さあ、いよいよ神社の中心、神の鎮まる社殿です。普通は奥にある建物に神が祭られていて、これを「本殿(ほんでん)」と言います。手前の建物は「拝殿(はいでん)」と言い、ここでお参りをします。この本殿と拝殿の間には、神に捧げ物をするための「幣殿(へいでん)」と言う建物を備えた神社もあります。これらの建物は連結していたり独立していたり、あるいは本殿や拝殿だけのところもあったりなど、社殿の形状や規模は、鳥居と同様、神社の祭神や由緒などによって異なります。
お参りは、お賽銭(さいせん)をあげ、2回頭を下げ、両手を合わせて2回手を打ち、もう1回頭を下げる作法で行います。この作法は、神への真心を形に表したものです。貨幣がなかった時代には、お米などが捧げられ、今日でもこの風習は残っています。

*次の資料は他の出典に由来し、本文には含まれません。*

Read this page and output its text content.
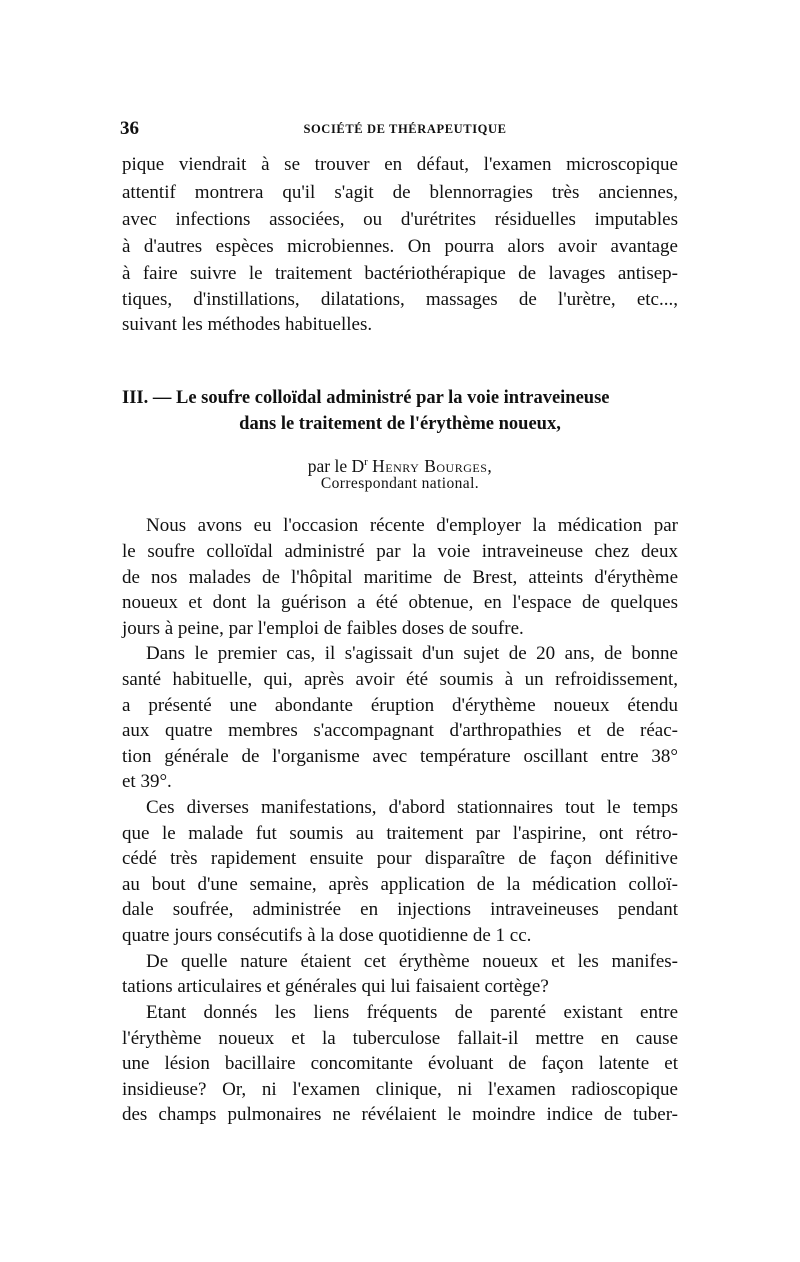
36	SOCIÉTÉ DE THÉRAPEUTIQUE
pique viendrait à se trouver en défaut, l'examen microscopique
attentif montrera qu'il s'agit de blennorragies très anciennes,
avec infections associées, ou d'urétrites résiduelles imputables
à d'autres espèces microbiennes. On pourra alors avoir avantage
à faire suivre le traitement bactériothérapique de lavages antisep-
tiques, d'instillations, dilatations, massages de l'urètre, etc...,
suivant les méthodes habituelles.
III. — Le soufre colloïdal administré par la voie intraveineuse
dans le traitement de l'érythème noueux,
par le $D^r$ Henry Bourges,
Correspondant national.
Nous avons eu l'occasion récente d'employer la médication par
le soufre colloïdal administré par la voie intraveineuse chez deux
de nos malades de l'hôpital maritime de Brest, atteints d'érythème
noueux et dont la guérison a été obtenue, en l'espace de quelques
jours à peine, par l'emploi de faibles doses de soufre.
Dans le premier cas, il s'agissait d'un sujet de 20 ans, de bonne
santé habituelle, qui, après avoir été soumis à un refroidissement,
a présenté une abondante éruption d'érythème noueux étendu
aux quatre membres s'accompagnant d'arthropathies et de réac-
tion générale de l'organisme avec température oscillant entre 38°
et 39°.
Ces diverses manifestations, d'abord stationnaires tout le temps
que le malade fut soumis au traitement par l'aspirine, ont rétro-
cédé très rapidement ensuite pour disparaître de façon définitive
au bout d'une semaine, après application de la médication colloï-
dale soufrée, administrée en injections intraveineuses pendant
quatre jours consécutifs à la dose quotidienne de 1 cc.
De quelle nature étaient cet érythème noueux et les manifes-
tations articulaires et générales qui lui faisaient cortège?
Etant donnés les liens fréquents de parenté existant entre
l'érythème noueux et la tuberculose fallait-il mettre en cause
une lésion bacillaire concomitante évoluant de façon latente et
insidieuse? Or, ni l'examen clinique, ni l'examen radioscopique
des champs pulmonaires ne révélaient le moindre indice de tuber-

神社にはこのほか、祭りの準備や神社の事務を行うための「社務所(しゃむしょ)」と言う建物やお守り・お神札(ふだ)を受ける「授与所(じゅよしょ)」と言う建物があります。お守りは肌身につけて、お神札は家庭や会社などで神棚に祭って、日常的に神の恵みをいただくためのもので、大切に扱います。
以上が全国のおおかたの神社に共通する施設です。
おわりに
神社は日本人の心の故郷とも言われ、日本民族の長い歴史と、その流れの中で培われてきた伝統文化が凝縮されたところと言っても過言ではありません。人は育った環境によってものの見方や考え方が異なりますが、日本人の深層心理には神道観が大きく影響しています。
また、神社にはたくさんの樹木がありますが、これは、古代より日本人が森を神々の鎮まる神聖な所と捉えてきたことに由来します。神道と自然は切っても切れない関係にあるのです。近年、環境問題が国際的にも認識されるようになってきましたが、神道では、その有する自然観から、畏敬と感謝の念をもって自然と接することの重要性を提唱しています。
さて、あなたは神社に来られてどのような感想をお持ちになられたでしょうか。このウェブサイトが、神道や神社だけでなく、日本という国をもう一歩すすめて理解するための一助になれば幸いです。